Вспомнилась преосвященному белая церковь, совершенно новая, в которой он служил, живя за границей; вспомнился шум теплого моря. Квартира была в пять комнат, высоких и светлых, в кабинете новый письменный стол, библиотека. Много читал, часто писал. И вспомнилось ему, как он тосковал по родине, как слепая нищая каждый день у него под окном пела о любви и играла на гитаре, и он, слушая ее, почему-то всякий раз думал о прошлом. Но вот минуло восемь лет, и его вызвали в Россию, и теперь он уже состоит викарным архиереем, и всё прошлое ушло куда-то далеко, в туман, как будто снилось…
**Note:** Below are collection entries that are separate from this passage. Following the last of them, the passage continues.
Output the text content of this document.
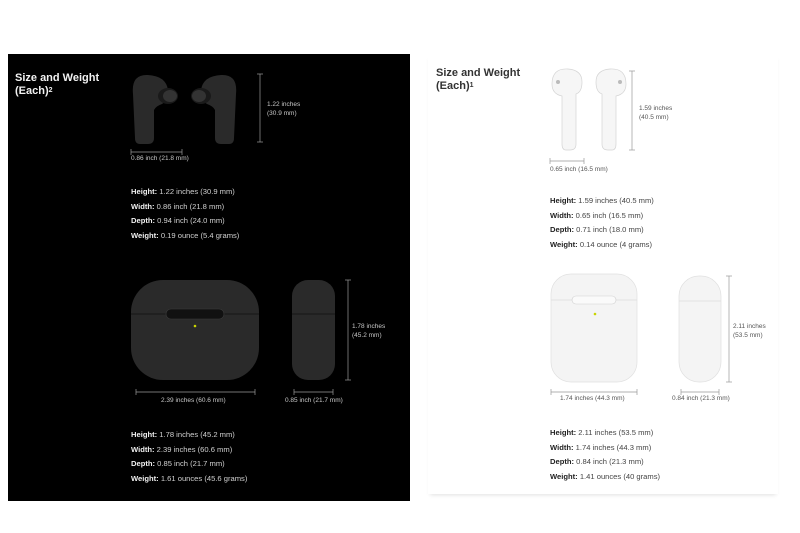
Size and Weight
(Each)$^2$
1.22 inches
(30.9 mm)
0.86 inch (21.8 mm)
Height: 1.22 inches (30.9 mm)
Width: 0.86 inch (21.8 mm)
Depth: 0.94 inch (24.0 mm)
Weight: 0.19 ounce (5.4 grams)
1.78 inches
(45.2 mm)
2.39 inches (60.6 mm)	0.85 inch (21.7 mm)
Height: 1.78 inches (45.2 mm)
Width: 2.39 inches (60.6 mm)
Depth: 0.85 inch (21.7 mm)
Weight: 1.61 ounces (45.6 grams)
Size and Weight
(Each)$^1$
1.59 inches
(40.5 mm)
0.65 inch (16.5 mm)
Height: 1.59 inches (40.5 mm)
Width: 0.65 inch (16.5 mm)
Depth: 0.71 inch (18.0 mm)
Weight: 0.14 ounce (4 grams)
2.11 inches
(53.5 mm)
1.74 inches (44.3 mm)	0.84 inch (21.3 mm)
Height: 2.11 inches (53.5 mm)
Width: 1.74 inches (44.3 mm)
Depth: 0.84 inch (21.3 mm)
Weight: 1.41 ounces (40 grams)
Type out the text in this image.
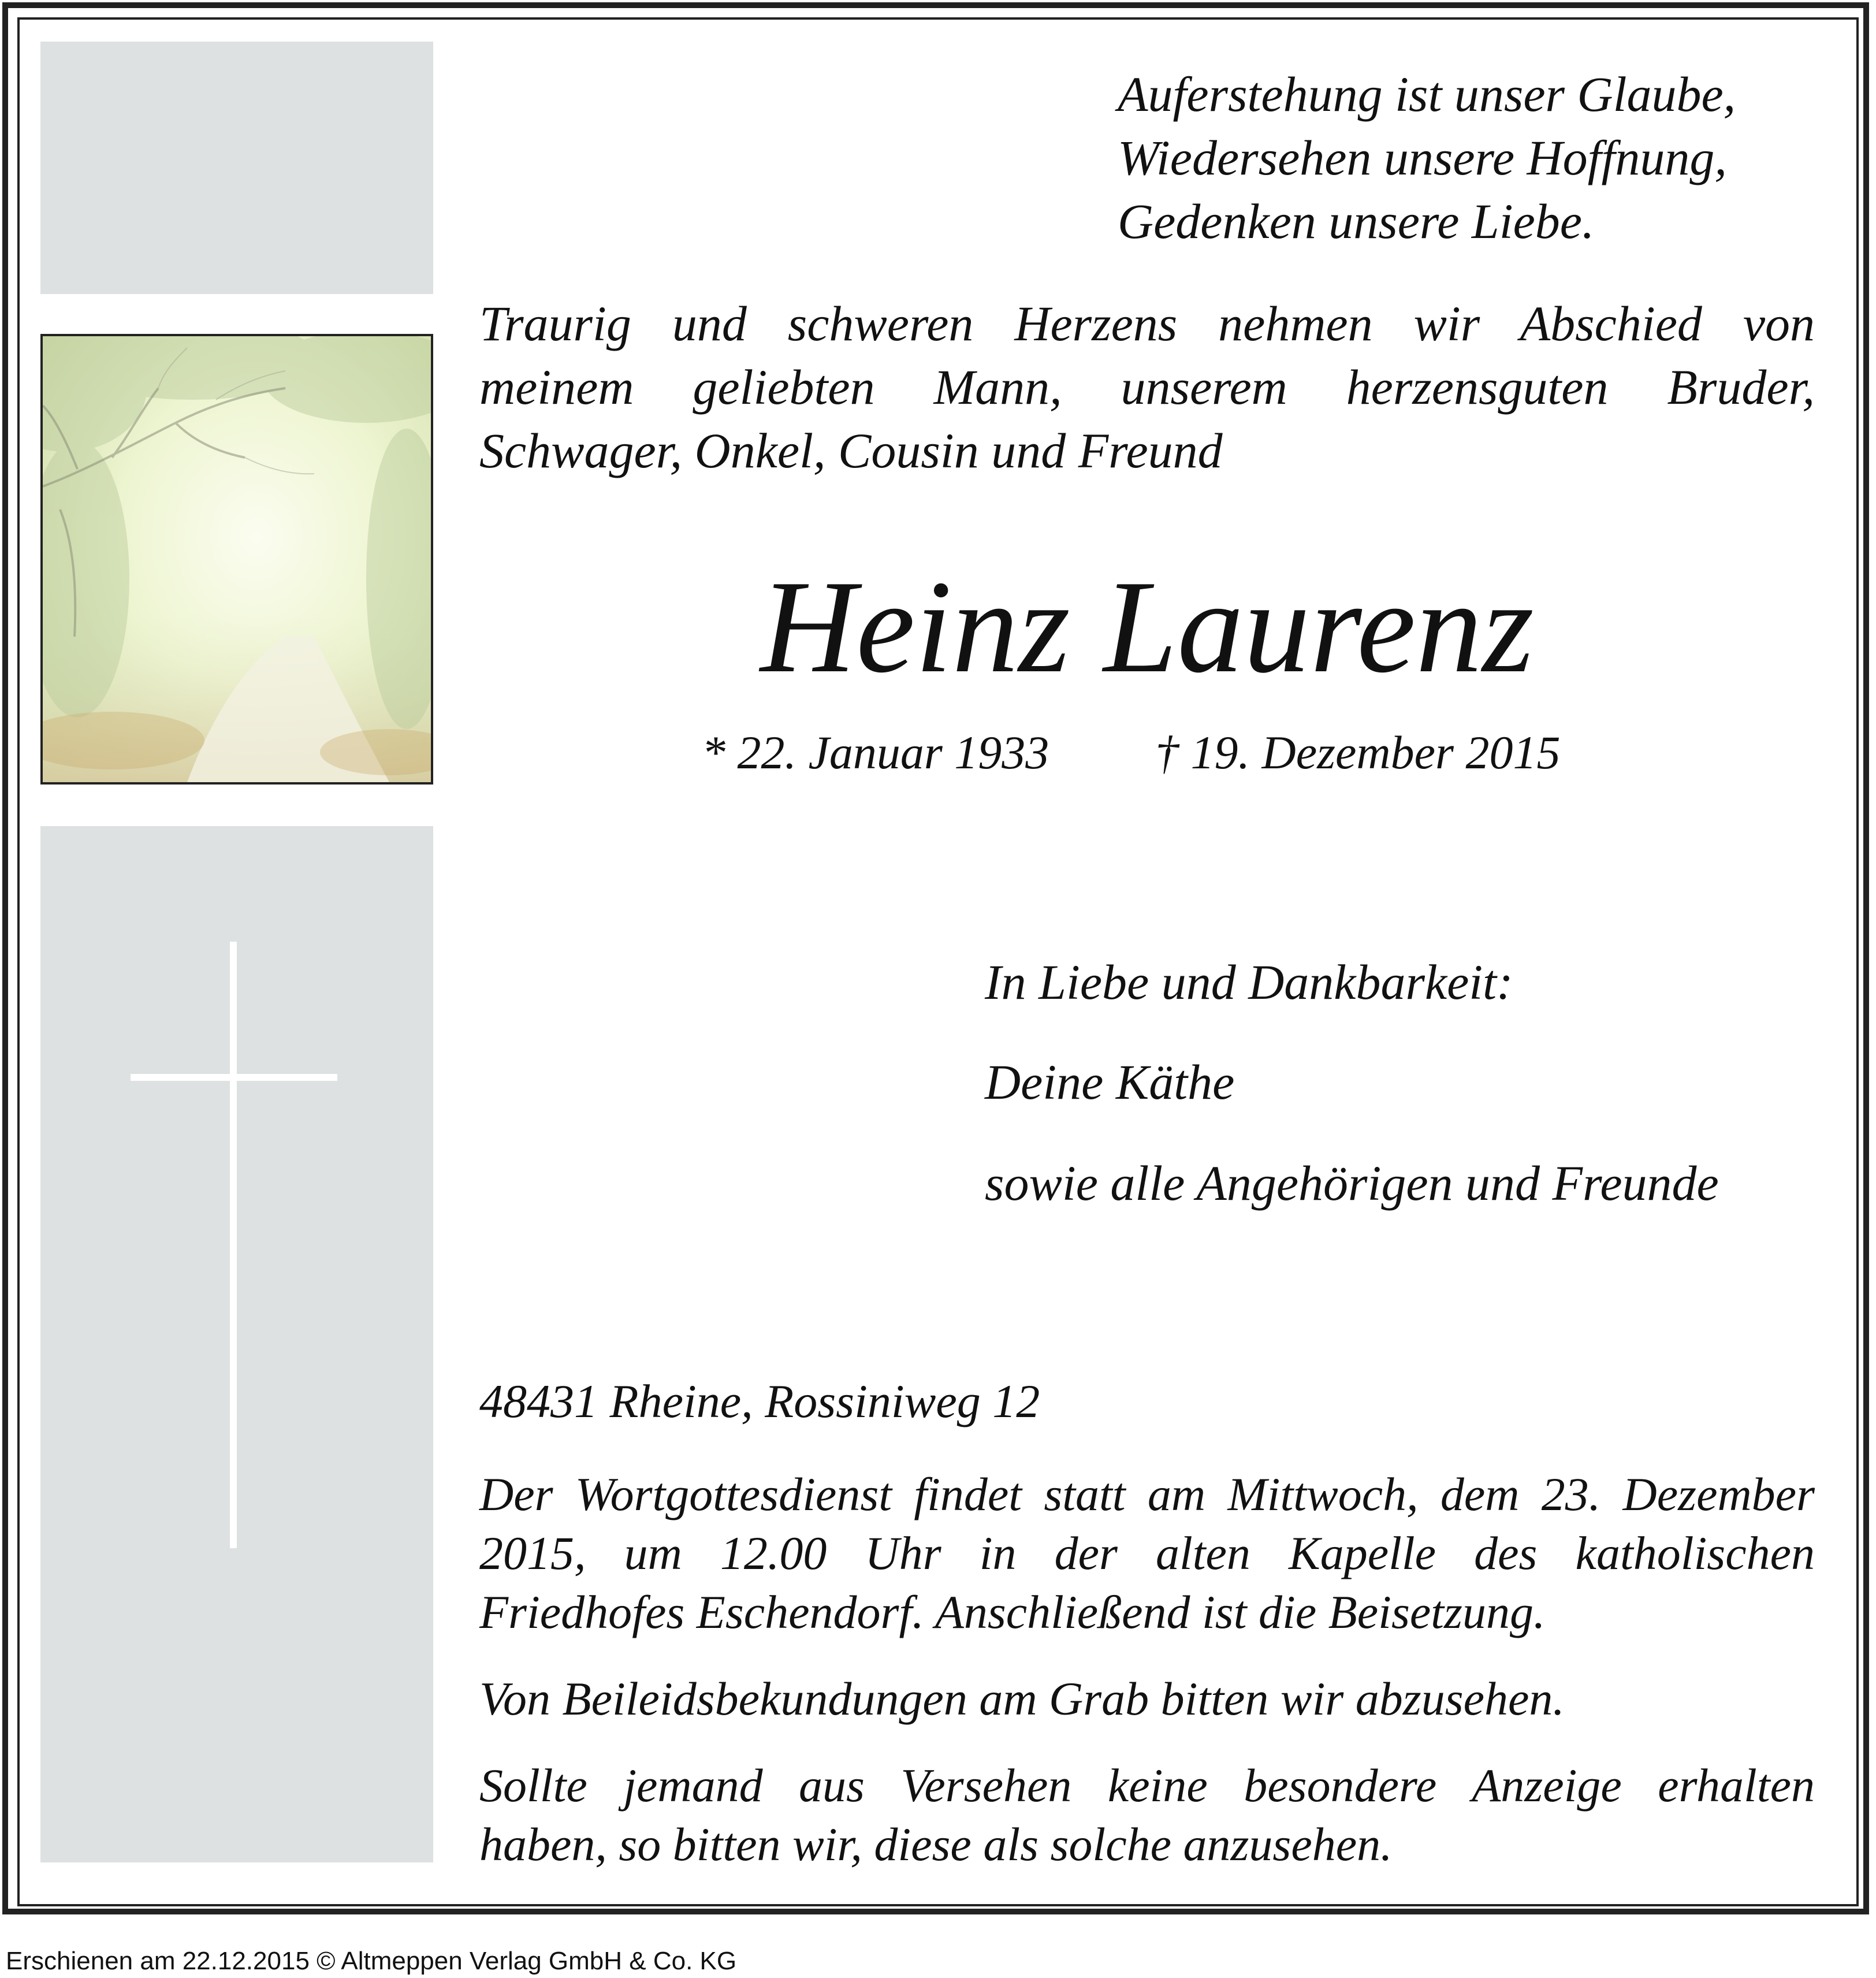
Auferstehung ist unser Glaube,
Wiedersehen unsere Hoffnung,
Gedenken unsere Liebe.
Traurig und schweren Herzens nehmen wir Abschied von
meinem geliebten Mann, unserem herzensguten Bruder,
Schwager, Onkel, Cousin und Freund
Heinz Laurenz
* 22. Januar 1933 † 19. Dezember 2015
In Liebe und Dankbarkeit:
Deine Käthe
sowie alle Angehörigen und Freunde
48431 Rheine, Rossiniweg 12
Der Wortgottesdienst findet statt am Mittwoch, dem 23. Dezember
2015, um 12.00 Uhr in der alten Kapelle des katholischen
Friedhofes Eschendorf. Anschließend ist die Beisetzung.
Von Beileidsbekundungen am Grab bitten wir abzusehen.
Sollte jemand aus Versehen keine besondere Anzeige erhalten
haben, so bitten wir, diese als solche anzusehen.
Erschienen am 22.12.2015 © Altmeppen Verlag GmbH & Co. KG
В спальню вошел отец Сисой со свечой.

— Эва, — удивился он, — вы уже спите, преосвященнейший?

— Что такое?

— Да ведь еще рано, десять часов, а то и меньше. Я свечку нынче купил, хотел было вас салом смазать.

— У меня жар… — проговорил преосвященный и сел. — В самом деле, надо бы что-нибудь. В голове нехорошо…

Сисой снял с него рубаху и стал натирать ему грудь и спину свечным салом.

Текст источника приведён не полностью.